Well this is the very same argument as to why it is foolish to hold dollars in the current environment! As dollar holders too “must continually absorb the additional supply” that Central Banks create every year without fail. Only this extra supply of dollars is much greater than the additional (and very constant) supply of gold that is mined each year which is why we choose to hold gold in this environment.
So we wouldn’t say buy gold instead of farmland or oil companies but rather buy gold instead of holding dollars!
We don’t say to not invest but rather we choose not to invest everything!
We take a portion of our wealth “off the table” in this rigged casino and hold it in the form of gold and silver until “the house” changes the rules (or is forced to change them) to be more in our favour.
So if you are considering buying gold and silver our parting advice (take from it what you will) is we think it pays to ask yourself “why?”. If you merely see it as a short term “investment” then buying an ETF or options in miners or gold futures may be the way to go.

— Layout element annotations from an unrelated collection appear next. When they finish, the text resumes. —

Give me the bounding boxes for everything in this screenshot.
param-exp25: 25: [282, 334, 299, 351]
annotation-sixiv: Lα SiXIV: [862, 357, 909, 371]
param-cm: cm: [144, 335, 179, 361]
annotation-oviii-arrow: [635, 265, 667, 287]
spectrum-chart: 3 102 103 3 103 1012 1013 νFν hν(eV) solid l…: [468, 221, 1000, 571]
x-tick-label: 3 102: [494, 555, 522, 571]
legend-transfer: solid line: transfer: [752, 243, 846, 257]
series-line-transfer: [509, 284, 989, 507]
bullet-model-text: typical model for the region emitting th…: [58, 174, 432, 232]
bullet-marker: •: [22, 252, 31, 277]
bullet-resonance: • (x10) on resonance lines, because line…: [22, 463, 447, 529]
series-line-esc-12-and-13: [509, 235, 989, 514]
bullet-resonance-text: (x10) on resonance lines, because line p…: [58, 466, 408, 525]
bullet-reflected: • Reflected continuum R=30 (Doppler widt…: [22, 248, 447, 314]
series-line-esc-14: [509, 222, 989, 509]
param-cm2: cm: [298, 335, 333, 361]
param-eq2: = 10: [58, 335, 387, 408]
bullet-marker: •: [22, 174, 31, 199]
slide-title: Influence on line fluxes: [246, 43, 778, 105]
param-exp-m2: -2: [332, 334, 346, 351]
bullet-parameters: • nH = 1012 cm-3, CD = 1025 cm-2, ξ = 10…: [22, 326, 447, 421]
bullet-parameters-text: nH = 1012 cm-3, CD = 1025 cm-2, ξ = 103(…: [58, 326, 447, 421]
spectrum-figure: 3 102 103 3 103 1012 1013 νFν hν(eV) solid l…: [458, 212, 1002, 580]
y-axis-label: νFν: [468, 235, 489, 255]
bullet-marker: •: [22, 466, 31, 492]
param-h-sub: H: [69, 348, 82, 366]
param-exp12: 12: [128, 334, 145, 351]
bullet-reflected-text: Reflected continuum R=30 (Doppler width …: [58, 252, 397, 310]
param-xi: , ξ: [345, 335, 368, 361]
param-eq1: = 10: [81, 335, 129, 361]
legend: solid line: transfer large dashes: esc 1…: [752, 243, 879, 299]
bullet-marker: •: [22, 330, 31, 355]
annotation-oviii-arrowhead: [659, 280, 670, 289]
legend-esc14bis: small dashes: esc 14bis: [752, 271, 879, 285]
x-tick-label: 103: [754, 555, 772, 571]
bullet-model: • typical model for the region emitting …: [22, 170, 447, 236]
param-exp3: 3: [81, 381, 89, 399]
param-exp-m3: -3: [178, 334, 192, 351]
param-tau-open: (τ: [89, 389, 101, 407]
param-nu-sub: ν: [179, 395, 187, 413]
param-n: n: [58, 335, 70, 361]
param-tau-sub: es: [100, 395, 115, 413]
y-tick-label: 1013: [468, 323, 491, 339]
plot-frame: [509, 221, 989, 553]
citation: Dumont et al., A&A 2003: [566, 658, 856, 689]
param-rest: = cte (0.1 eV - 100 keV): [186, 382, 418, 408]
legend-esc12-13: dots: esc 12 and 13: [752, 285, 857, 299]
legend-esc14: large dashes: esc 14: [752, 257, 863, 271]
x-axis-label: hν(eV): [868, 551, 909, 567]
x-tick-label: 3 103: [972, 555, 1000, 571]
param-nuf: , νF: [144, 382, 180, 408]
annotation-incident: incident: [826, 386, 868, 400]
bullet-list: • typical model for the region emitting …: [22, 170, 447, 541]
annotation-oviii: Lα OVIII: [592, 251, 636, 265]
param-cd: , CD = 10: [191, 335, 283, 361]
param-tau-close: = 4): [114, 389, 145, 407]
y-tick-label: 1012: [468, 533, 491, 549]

But these come with the obvious risks of other parties involved.
However, if you see it as the only form of financial insurance against paper currency (like we do) then physical gold and silver that you take delivery of yourself is the only way to go. Is this 100% risk free? No, in life there are no guarantees (except the cliched death and taxes). There is some risk in terms of how you store the precious metals but at least these are under your control and you can “spread your eggs” so to speak.
We’re happy to give our thoughts on various storage options around NZ, so give us a call on 0800 888 465, or use our contact form. Let us know your rough location and we’ll give you our thoughts on a storage facility or facilities near you.
Note: We could be accused of “talking our book” as we do make a commission from people who buy gold and silver via us. But then again so could Buffet as we’re sure he’d rather people put money into the stock market which will benefit the companies he owns in Berkshire Hathaway, than remove it from the financial system by buying gold.